For many Australians, owning a home is as big as a dream come true, whilst for some, it can be a bit of a rough walk ahead. Undoubtedly, buying a home is one of the major financial moves you can make in your life. Amidst the uncertainties that the future holds and lifestyle changes that are about to happen, However, with careful planning you can easily overcome the negatives of the purchase and look forward to reaping the long-term benefits as an owner of a house. Here are some of the pros and cons of owning a home.
The Advantages: It’s yours to Stay In, Forever
Australian rentals often get into short-term residential leases. Typically, these can be from 6-12 months depending on the type of tenancy. Constant relocation, financial and emotional burden can cause a lot of stress for the tenant as the tenancy expires. As opposed to renting, a homeowner is free to stay and make a long-term plan on the house. You have a larger sense of privacy, connection and stability that comes with a greater sense of belonging.
Let Your Creativity Flow
Unlike tenants, who constantly need to seek permission of their landlords for minor changes, home-owners are free to decorate and make necessary changes to their houses. A house becomes a home with a personal touch by adding in decorations, interiors and making changes. On the other hand, these improvements do increase its value and ability to resale. You may always find a good https://www.amsure.com.au/property-management/ if you’re looking to get a good offer for your house.
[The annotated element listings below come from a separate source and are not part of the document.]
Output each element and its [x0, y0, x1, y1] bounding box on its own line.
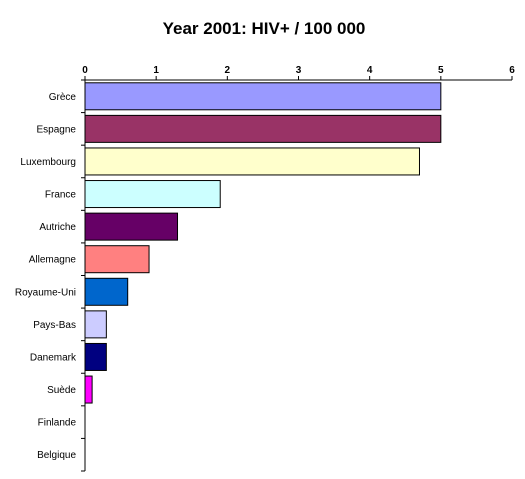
chart-title: Year 2001: HIV+ / 100 000	[163, 19, 366, 38]
category-label: Danemark	[30, 352, 77, 363]
category-label: Luxembourg	[20, 157, 76, 168]
bar	[84, 82, 442, 111]
labels-layer: Grèce Espagne Luxembourg France Autriche Alle…	[15, 92, 77, 461]
category-label: Suède	[47, 385, 76, 396]
category-label: Finlande	[38, 418, 77, 429]
bar	[84, 212, 179, 241]
bar	[84, 180, 221, 209]
category-label: France	[45, 190, 77, 201]
bar	[84, 342, 107, 371]
bar	[84, 114, 442, 143]
category-label: Pays-Bas	[33, 320, 76, 331]
category-label: Belgique	[37, 450, 76, 461]
x-tick-label: 4	[367, 65, 373, 76]
bar	[84, 147, 420, 176]
x-tick-label: 3	[296, 65, 302, 76]
category-label: Grèce	[49, 92, 77, 103]
category-label: Autriche	[39, 222, 76, 233]
bar	[84, 310, 107, 339]
category-label: Espagne	[37, 124, 77, 135]
bar	[84, 245, 150, 274]
bar	[84, 375, 93, 404]
category-label: Allemagne	[29, 255, 77, 266]
x-tick-label: 2	[225, 65, 231, 76]
axis-layer: 0 1 2 3 4 5 6	[81, 65, 515, 472]
x-tick-label: 0	[82, 65, 88, 76]
x-tick-label: 1	[153, 65, 159, 76]
category-label: Royaume-Uni	[15, 287, 76, 298]
x-tick-label: 5	[438, 65, 444, 76]
x-tick-label: 6	[509, 65, 515, 76]
bar	[84, 277, 129, 306]
bars-layer	[84, 82, 442, 404]
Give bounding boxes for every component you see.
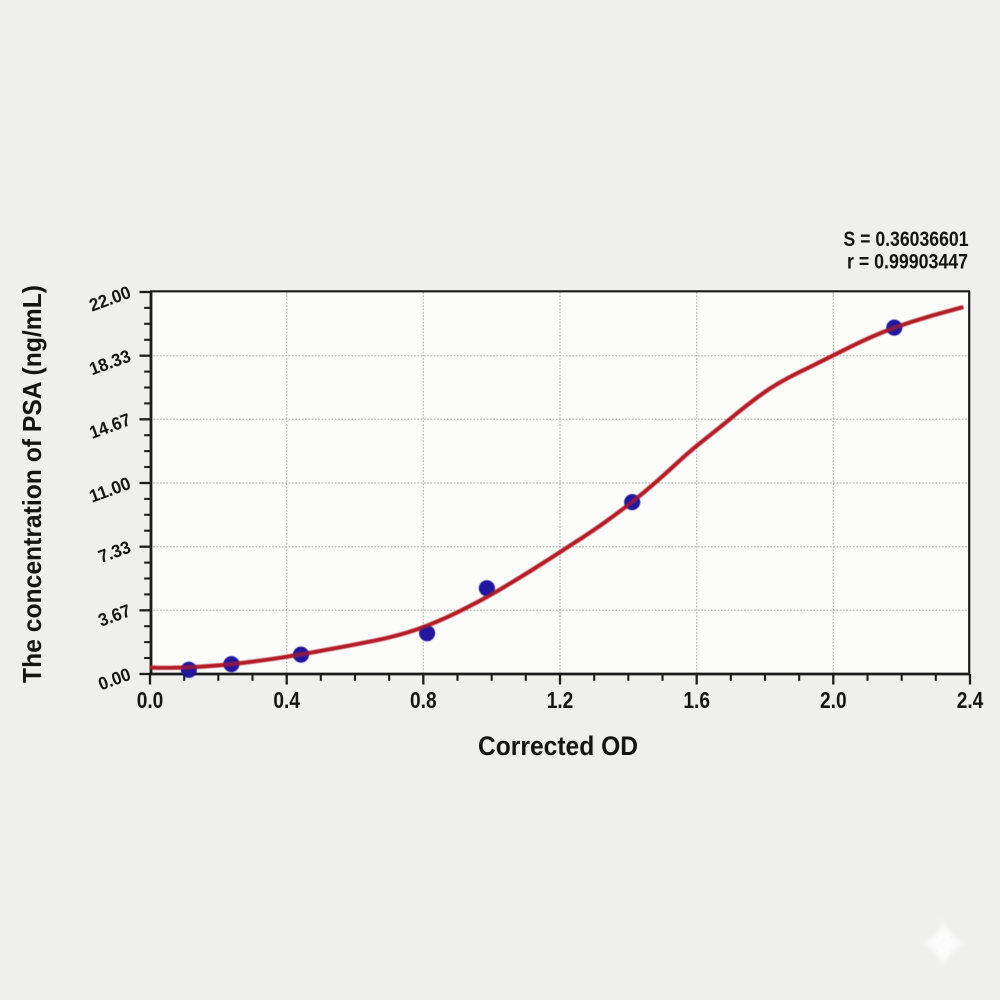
svg-text:0.4: 0.4	[273, 687, 300, 713]
svg-text:1.6: 1.6	[683, 687, 710, 713]
svg-text:2.0: 2.0	[820, 687, 847, 713]
svg-text:0.0: 0.0	[137, 687, 164, 713]
svg-text:1.2: 1.2	[547, 687, 574, 713]
svg-text:r = 0.99903447: r = 0.99903447	[847, 251, 968, 274]
svg-text:0.8: 0.8	[410, 687, 437, 713]
svg-text:The concentration of PSA (ng/m: The concentration of PSA (ng/mL)	[17, 285, 47, 683]
svg-text:2.4: 2.4	[957, 687, 984, 713]
svg-text:Corrected OD: Corrected OD	[478, 731, 638, 761]
svg-text:S = 0.36036601: S = 0.36036601	[844, 228, 969, 251]
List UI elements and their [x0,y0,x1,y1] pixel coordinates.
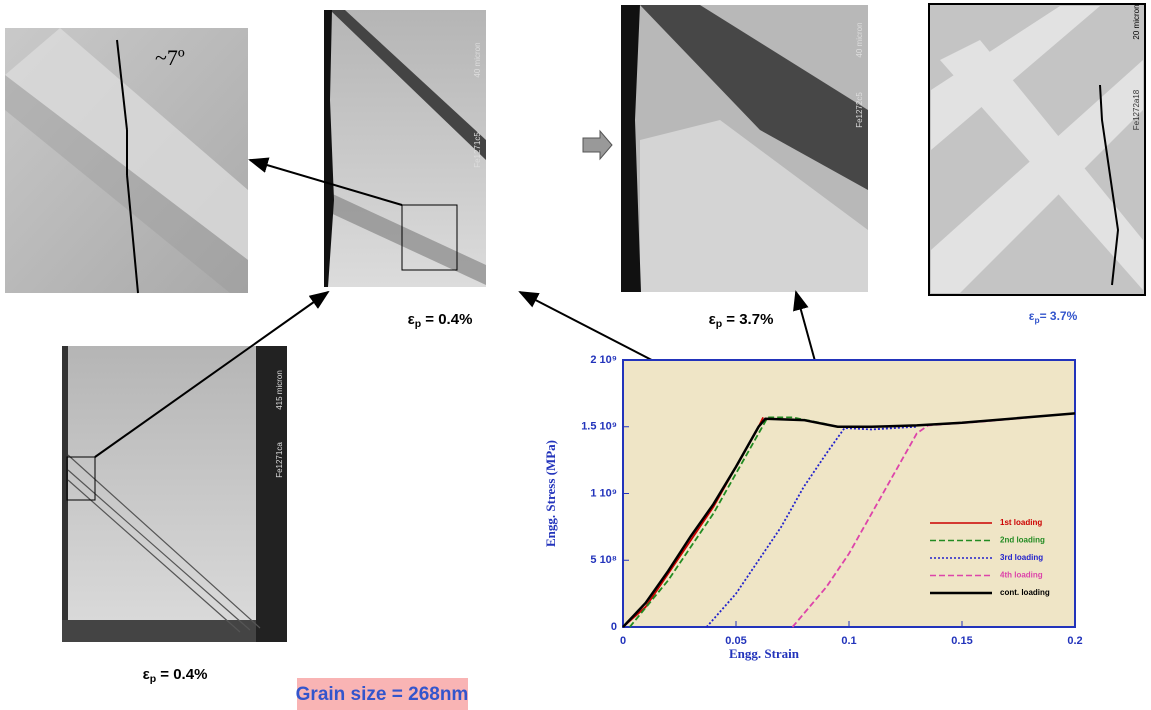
micrograph-zoom: ~7º [5,28,248,293]
y-tick-label: 0 [611,621,617,633]
value-text: = 3.7% [1040,309,1078,323]
strain-label: εp= 3.7% [1029,309,1078,325]
micrograph-overview: 415 micron Fe1271ca [62,346,287,642]
legend-label: 4th loading [1000,571,1043,580]
scale-label: 20 micron [1132,4,1141,39]
x-tick-label: 0.15 [951,635,972,647]
plot-area [623,360,1075,627]
value-text: = 0.4% [421,311,472,328]
legend-label: 1st loading [1000,518,1042,527]
scale-label: 40 micron [855,22,864,57]
y-tick-label: 1.5 10⁹ [581,421,617,433]
image-id: Fe1272c5 [855,92,864,128]
slide: ~7º 40 micron Fe1271c5 40 micron Fe1272c… [0,0,1151,710]
strain-label: εp = 0.4% [408,311,473,330]
micrograph-1: 40 micron Fe1271c5 [324,10,486,287]
angle-note: ~7º [155,45,185,70]
x-tick-label: 0.1 [841,635,856,647]
image-id: Fe1271c5 [473,132,482,168]
value-text: = 0.4% [156,666,207,683]
legend-label: 2nd loading [1000,536,1045,545]
image-id: Fe1272a18 [1132,89,1141,130]
y-tick-label: 2 10⁹ [590,354,617,366]
symbol: ε [143,666,150,683]
micrograph-2: 40 micron Fe1272c5 [621,5,868,292]
image-id: Fe1271ca [275,442,284,478]
arrow [583,131,612,159]
symbol: ε [408,311,415,328]
scale-label: 40 micron [473,42,482,77]
legend-label: cont. loading [1000,588,1050,597]
scale-label: 415 micron [275,370,284,410]
y-tick-label: 5 10⁸ [590,554,617,566]
symbol: ε [709,311,716,328]
legend-label: 3rd loading [1000,553,1043,562]
y-tick-label: 1 10⁹ [590,487,617,499]
x-axis-label: Engg. Strain [729,646,800,661]
micrograph-3: 20 micron Fe1272a18 [929,4,1145,295]
y-axis-label: Engg. Stress (MPa) [543,440,558,547]
value-text: = 3.7% [722,311,773,328]
strain-label: εp = 3.7% [709,311,774,330]
strain-label: εp = 0.4% [143,666,208,685]
grain-size: Grain size = 268nm [296,684,469,705]
x-tick-label: 0 [620,635,626,647]
x-tick-label: 0.2 [1067,635,1082,647]
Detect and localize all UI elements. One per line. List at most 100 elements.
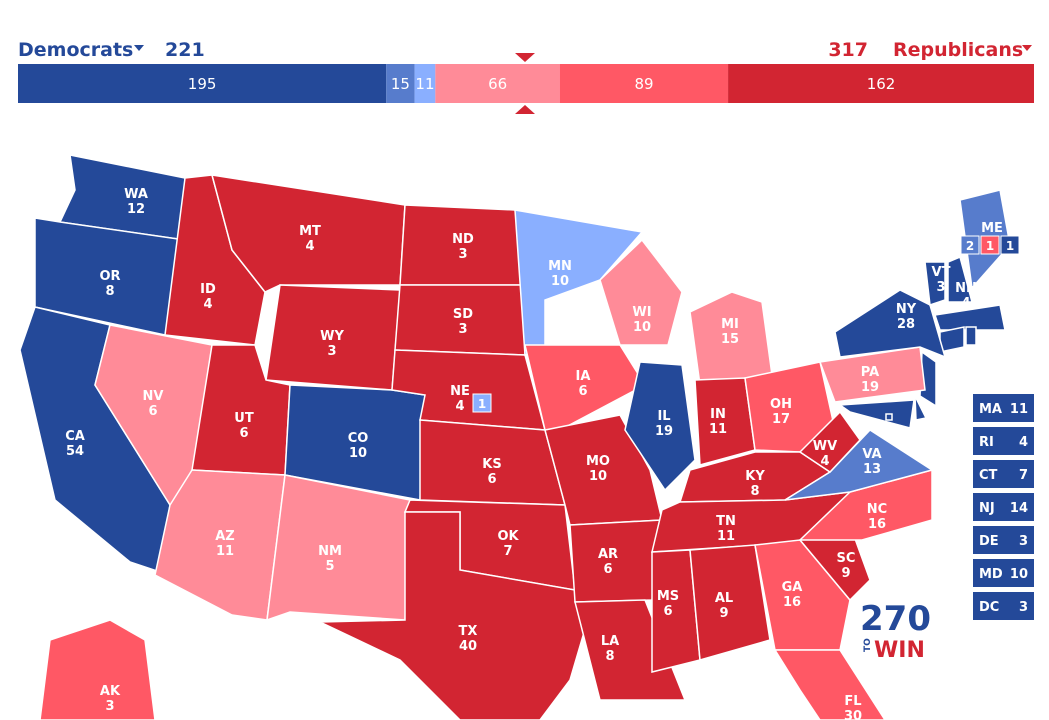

Your Home Is One of the Largest Investments You Can Make
The initial stages of purchasing a house are a nightmare. There will be instances that house owners think that they made the biggest mistake with all the bills to be paid and bills that are anticipated. Savings used as deposits, mortgages that are higher than rent itself, taxes add into the pressure. But still owning a home is the most effective way to grow investments as its value appreciates over time and eventually the costs are covered up for. Particularly in Australia real estate prices tend to grow faster and home owners are better off than renters. Besides since mortgages are fixed-term rates, it’s easier to plan your finances beforehand.
Now what’s An Equity?
Homeowners accrue equity, which creates an opportunity to carry out expansions or changes to the current property. As the principal amount is paid off leaving only the interest gives you the equity paving way to redraw or refinance the loan. Equity is considered a significant benefit for some as it gives more potential for enhancing the property. Perhaps re-investing in a second property will add to the investment portfolio. Any additional properties can be easily rented or leased out, so that the refinancing is paid for by the tenant.
The Disadvantages: It’s A Long-Term Financial Commitment
Amidst the planning and set mortgages, an unexpected situation may occur and a mortgage is a long-term commitment that has to be made and are higher than paying a rent. Down payments, closing costs and moving expenses are usually overseen but have to be incurred. Besides the main costs, maintenance cost may come from time to time. These can be minor fixes to major repairs that can be expensive.
Relocation Can Be Difficult
Owning a home ties its owners to a particular community or neighbourhood, which becomes part of their life. Sudden relocations may not come as easy as it sounds as leaving a comfort zone and readjusting takes time and resources.
Borrowing against the home equity can accumulate the owner’s debt which might compromise the lifestyle and other priorities.